At another Instagram hot spot — an incredibly dense collection of five residential blocks in the Quarry Bay neighborhood that were featured in the movie “Transformers: Age of Extinction” — residents trying to protect their privacy have posted signs warning visitors not to take photos or videos without prior approval.

Public housing in Hong Kong does not have the negative connotations it sometimes does in the United States, partly because so many people here depend on it.

“If almost half of the population lives in public housing, it becomes an everyday backdrop, rather than something separated and isolated,” said Eric Schuldenfrei, an associate dean in the architecture department at the University of Hong Kong.

Public housing has played an important role in Hong Kong’s history, with government policy often reflecting the city’s economic development.

Hong Kong saw a huge influx of refugees from roughly 1937 to 1950, which was spurred by the Japanese invasion of China in the lead-up to World War II and continued through China’s civil war. The city struggled to accommodate the newcomers, and hundreds of thousands ended up living in sprawling, overcrowded shantytowns packed with squatter huts.

When a fire ripped through a squatter area on Christmas Day in 1953, displacing 53,000 people overnight, the government was forced to intervene. Temporary shelters and short-term resettlement centers were eventually replaced by permanent housing estates. One of the first was Choi Hung, built in 1964 to house some 43,000 people.
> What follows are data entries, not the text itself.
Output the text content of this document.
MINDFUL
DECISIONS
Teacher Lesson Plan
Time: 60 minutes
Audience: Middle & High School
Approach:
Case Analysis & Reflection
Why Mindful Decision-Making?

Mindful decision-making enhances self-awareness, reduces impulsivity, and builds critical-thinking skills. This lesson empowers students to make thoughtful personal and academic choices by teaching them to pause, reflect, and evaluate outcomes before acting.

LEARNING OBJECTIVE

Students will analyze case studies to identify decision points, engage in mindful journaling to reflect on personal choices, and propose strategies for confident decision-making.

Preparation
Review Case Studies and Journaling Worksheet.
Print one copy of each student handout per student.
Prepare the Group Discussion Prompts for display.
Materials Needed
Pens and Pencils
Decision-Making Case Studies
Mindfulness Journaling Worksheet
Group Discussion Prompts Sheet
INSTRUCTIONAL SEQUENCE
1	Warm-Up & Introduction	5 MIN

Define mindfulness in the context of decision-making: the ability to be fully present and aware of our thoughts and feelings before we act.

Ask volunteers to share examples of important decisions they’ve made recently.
In the decades since, the Hong Kong government has aggressively pursued a policy of housing its citizens. Today, 30 percent of the population lives in public rental housing, while 16 percent lives in apartments purchased with the help of government subsidies.

The city “has a massive public sector housing program on a scale that is unprecedented in free-market economies,” according to a report on housing policy by Our Hong Kong Foundation, a research organization. “It is undeniable that the government of Hong Kong is the single largest landlord, developer and operator of housing within the territory.”

In spite of this, the city faces a severe housing crisis, and demand for public housing far outstrips supply. Families are now waiting more than five years for apartments, which in turn has pushed prices in the private market to astronomical highs.

Older housing estates like Choi Hung remind people of a more affordable era, Mr. DeWolf said. Many of them were built in the 1960s, when the city transformed itself into a booming manufacturing hub, and 1970s, when the economy took off.

“In hindsight, there’s this optimism,” Mr. DeWolf said, “a yearning for a time that maybe seemed more simple, when it seemed like everyone in Hong Kong had a shot at success.”

K. Pang, a retired civil servant in his 50s, recently returned with his family to Choi Hung, where he had spent much of his childhood.

“It’s nostalgic, to see an old estate like this now attracting tourists,” Mr. Pang said as he watched his children pose for photos. In the old days, he said, estates like these were associated with crime, but he now appreciates that they have become a popular attraction.

Nelson Yuen, 25, a lifelong resident of Choi Hung, has seen the camera-toting crowds descend on his backyard. Far from being annoyed, he decided to set up a photo stand with his girlfriend, selling Polaroid shots for 40 Hong Kong dollars, or about $5, each.

“I think it’s pretty good, to make this place a tourist spot,” he said. “It’s better than not having people here.”